Catholic child abuse perpetrators have been convicted and jailed, but not those who protected them

MELBOURNE (AUSTRALIA)
The Herald

January 29, 2019

IN 2010 Australian human rights lawyer Geoffrey Robertson, QC, first raised holding the Vatican accountable for the global child sexual abuse scandal by viewing it as a human rights abuse issue.

In his book, The Case of the Pope, Robertson argued that unless the then Pope Benedict XVI divested the Vatican of its controversial statehood and devotion to canon law, the Catholic Church would remain a serious enemy to the advance of human rights.

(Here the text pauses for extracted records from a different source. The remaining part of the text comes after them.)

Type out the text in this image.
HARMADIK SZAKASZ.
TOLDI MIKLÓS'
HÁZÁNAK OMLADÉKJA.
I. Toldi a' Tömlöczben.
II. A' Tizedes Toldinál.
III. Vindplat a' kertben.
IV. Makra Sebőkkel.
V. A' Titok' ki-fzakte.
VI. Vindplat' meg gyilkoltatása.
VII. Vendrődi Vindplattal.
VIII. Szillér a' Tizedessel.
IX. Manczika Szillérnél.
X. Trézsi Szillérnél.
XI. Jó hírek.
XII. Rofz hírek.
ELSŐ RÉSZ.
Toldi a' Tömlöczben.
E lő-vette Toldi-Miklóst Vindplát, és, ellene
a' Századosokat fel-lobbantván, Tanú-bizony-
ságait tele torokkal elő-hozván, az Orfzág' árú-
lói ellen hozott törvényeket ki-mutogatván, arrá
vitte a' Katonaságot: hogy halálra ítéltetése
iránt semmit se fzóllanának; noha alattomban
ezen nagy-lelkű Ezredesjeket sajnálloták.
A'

Nearly a decade later Hunter survivor advocate Peter Gogarty has taken the matter a step further by asking the International Criminal Court to seriously consider whether it can prosecute a case against the church.

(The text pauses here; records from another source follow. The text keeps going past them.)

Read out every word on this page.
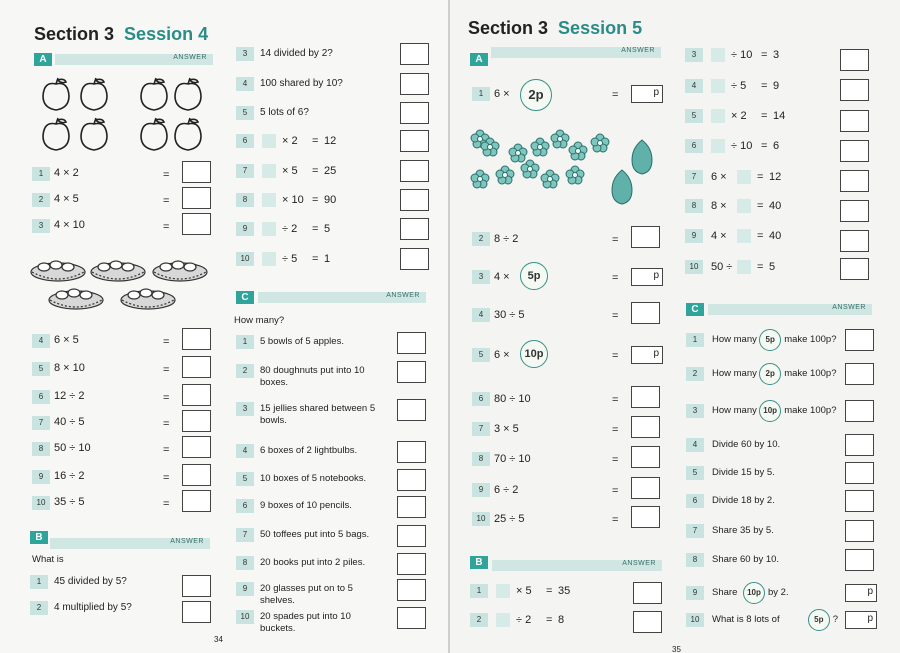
Section 3 Session 4
A	ANSWER
1 4 × 2	=
2 4 × 5	=
3 4 × 10	=
4 6 × 5	=
5 8 × 10	=
6 12 ÷ 2	=
7 40 ÷ 5	=
8 50 ÷ 10	=
9 16 ÷ 2	=
10 35 ÷ 5	=
B	ANSWER
What is
1	45 divided by 5?
2	4 multiplied by 5?
3	14 divided by 2?
4	100 shared by 10?
5	5 lots of 6?
6	× 2 = 12
7	× 5 = 25
8	× 10 = 90
9	÷ 2 = 5
10	÷ 5 = 1
C	ANSWER
How many?
1	5 bowls of 5 apples.
2	80 doughnuts put into 10 boxes.
3	15 jellies shared between 5 bowls.
4	6 boxes of 2 lightbulbs.
5	10 boxes of 5 notebooks.
6	9 boxes of 10 pencils.
7	50 toffees put into 5 bags.
8	20 books put into 2 piles.
9	20 glasses put on to 5 shelves.
10	20 spades put into 10 buckets.
34
Section 3 Session 5
A
ANSWER
1 6 ×	2p	=	p
2 8 ÷ 2	=
3 4 ×	5p	=	p
4 30 ÷ 5	=
5 6 ×	10p	=	p
6 80 ÷ 10	=
7 3 × 5	=
8 70 ÷ 10	=
9 6 ÷ 2	=
10 25 ÷ 5	=
B	ANSWER
1	× 5 = 35
2	÷ 2 = 8
3	÷ 10 = 3
4	÷ 5 = 9
5	× 2 = 14
6	÷ 10 = 6
7	6 ×	= 12
8	8 ×	= 40
9	4 ×	= 40
10	50 ÷ = 5
C	ANSWER
1	How many	5p make 100p?
2	How many	2p make 100p?
3	How many 10p make 100p?
4	Divide 60 by 10.
5	Divide 15 by 5.
6	Divide 18 by 2.
7	Share 35 by 5.
8	Share 60 by 10.
9	Share	10p by 2.	p
10	What is 8 lots of	5p ?	p
35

His submission to the ICC, based on more than two years writing and research, is notable, laudable and serious. Mr Gogarty believes that while there are significant hurdles to the ICC taking on such a case, there is also significant evidence to back it now.

The five-year Royal Commission into Institutional Responses to Child Sexual Abuse, that ended with devastating findings against the Catholic Church in a December, 2017 final report, included evidence from the Vatican’s newly-appointed child protection commission about how the church, as a world organisation, was “struggling to come to terms with the safety of children and its responsibilities in that area”.

The evidence by two members of the Pontifical Commission for the Protection of Minors, established by Pope Francis, was staggering considering that church leaders, including the now sainted Pope John Paul II, were first warned of a looming child sexual abuse crisis in an internal report in the early 1980s.